DV-3DLane: End-to-end Multi-modal 3D Lane Detection with Dual-view Representation

Yueru Luo,Shuguang Cui,Zhen Li
2024-06-23
Abstract:Accurate 3D lane estimation is crucial for ensuring safety in autonomous driving. However, prevailing monocular techniques suffer from depth loss and lighting variations, hampering accurate 3D lane detection. In contrast, LiDAR points offer geometric cues and enable precise localization. In this paper, we present DV-3DLane, a novel end-to-end Dual-View multi-modal 3D Lane detection framework that synergizes the strengths of both images and LiDAR points. We propose to learn multi-modal features in dual-view spaces, i.e., perspective view (PV) and bird's-eye-view (BEV), effectively leveraging the modal-specific information. To achieve this, we introduce three designs: 1) A bidirectional feature fusion strategy that integrates multi-modal features into each view space, exploiting their unique strengths. 2) A unified query generation approach that leverages lane-aware knowledge from both PV and BEV spaces to generate queries. 3) A 3D dual-view deformable attention mechanism, which aggregates discriminative features from both PV and BEV spaces into queries for accurate 3D lane detection. Extensive experiments on the public benchmark, OpenLane, demonstrate the efficacy and efficiency of DV-3DLane. It achieves state-of-the-art performance, with a remarkable 11.2 gain in F1 score and a substantial 53.5% reduction in errors. The code is available at \url{<a class="link-external link-https" href="https://github.com/JMoonr/dv-3dlane" rel="external noopener nofollow">this https URL</a>}.
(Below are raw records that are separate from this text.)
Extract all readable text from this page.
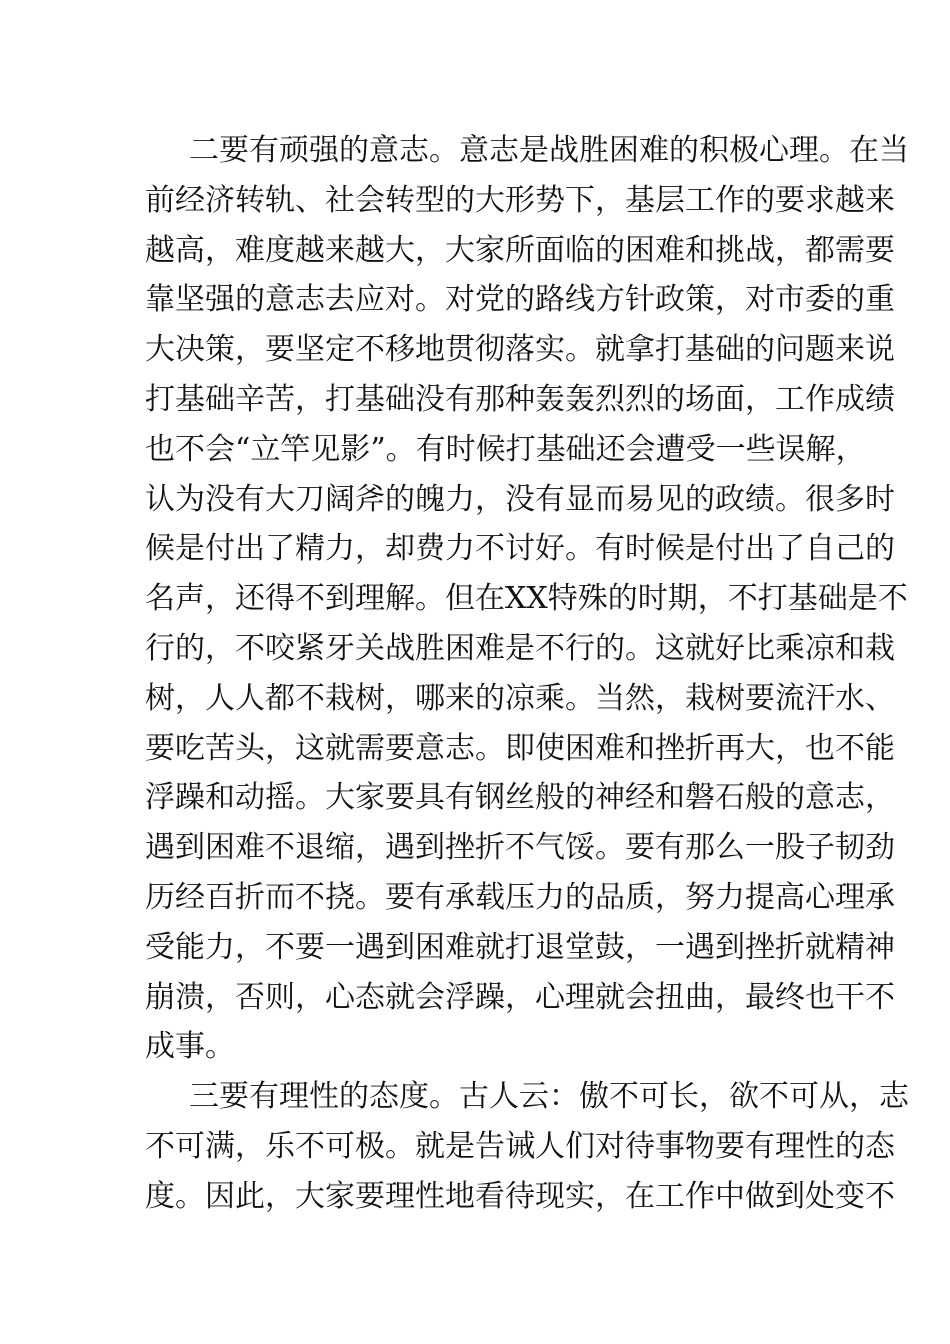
二要有顽强的意志。意志是战胜困难的积极心理。在当
前经济转轨、社会转型的大形势下，基层工作的要求越来
越高，难度越来越大，大家所面临的困难和挑战，都需要
靠坚强的意志去应对。对党的路线方针政策，对市委的重
大决策，要坚定不移地贯彻落实。就拿打基础的问题来说
打基础辛苦，打基础没有那种轰轰烈烈的场面，工作成绩
也不会“立竿见影”。有时候打基础还会遭受一些误解，
认为没有大刀阔斧的魄力，没有显而易见的政绩。很多时
候是付出了精力，却费力不讨好。有时候是付出了自己的
名声，还得不到理解。但在XX特殊的时期，不打基础是不
行的，不咬紧牙关战胜困难是不行的。这就好比乘凉和栽
树，人人都不栽树，哪来的凉乘。当然，栽树要流汗水、
要吃苦头，这就需要意志。即使困难和挫折再大，也不能
浮躁和动摇。大家要具有钢丝般的神经和磐石般的意志，
遇到困难不退缩，遇到挫折不气馁。要有那么一股子韧劲
历经百折而不挠。要有承载压力的品质，努力提高心理承
受能力，不要一遇到困难就打退堂鼓，一遇到挫折就精神
崩溃，否则，心态就会浮躁，心理就会扭曲，最终也干不
成事。
三要有理性的态度。古人云：傲不可长，欲不可从，志
不可满，乐不可极。就是告诫人们对待事物要有理性的态
度。因此，大家要理性地看待现实，在工作中做到处变不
Computer Vision and Pattern Recognition
What problem does this paper attempt to address?
The paper primarily aims to address the accuracy issue of 3D lane detection in autonomous driving scenarios, particularly how to improve the performance of 3D lane detection in complex and variable environments (such as different weather and lighting conditions). To tackle this problem, the authors propose a new method called DV-3DLane, which is an end-to-end dual-view multimodal 3D lane detection framework. Specifically, the problems addressed in the paper can be summarized as: 1. **Overcoming the limitations of monocular techniques**: Traditional monocular camera-based techniques have issues with depth information loss and lighting variations, leading to inaccurate 3D lane detection. 2. **Leveraging the advantages of LiDAR**: Compared to monocular cameras, LiDAR can provide more accurate spatial positioning information, which helps improve the accuracy of 3D lane detection. 3. **Fusing image and LiDAR data**: By effectively fusing data from images and LiDAR, the method aims to fully utilize the advantages of both to enhance the effectiveness of 3D lane detection. To achieve these goals, the paper proposes the following key technical points: - **Bidirectional Feature Fusion (BFF) strategy**: This strategy fuses features between the image space (Perspective View, PV) and the bird's-eye view (BEV) to extract complementary information from both modalities. - **Unified Query Generator (UQG)**: This generates two sets of queries containing lane-related information and merges them into a unified query set for subsequent decoding processes. - **3D Dual-View Deformable Attention Mechanism**: This mechanism effectively aggregates features between the image space and the bird's-eye view space, thereby improving the accuracy of 3D lane detection. Through the above methods, DV-3DLane achieves significant performance improvements on the OpenLane dataset, particularly in terms of F1 score and error rate. Experimental results show that the method performs well even under stricter distance thresholds (e.g., 0.5 meters), demonstrating its potential in ensuring the safety of autonomous driving.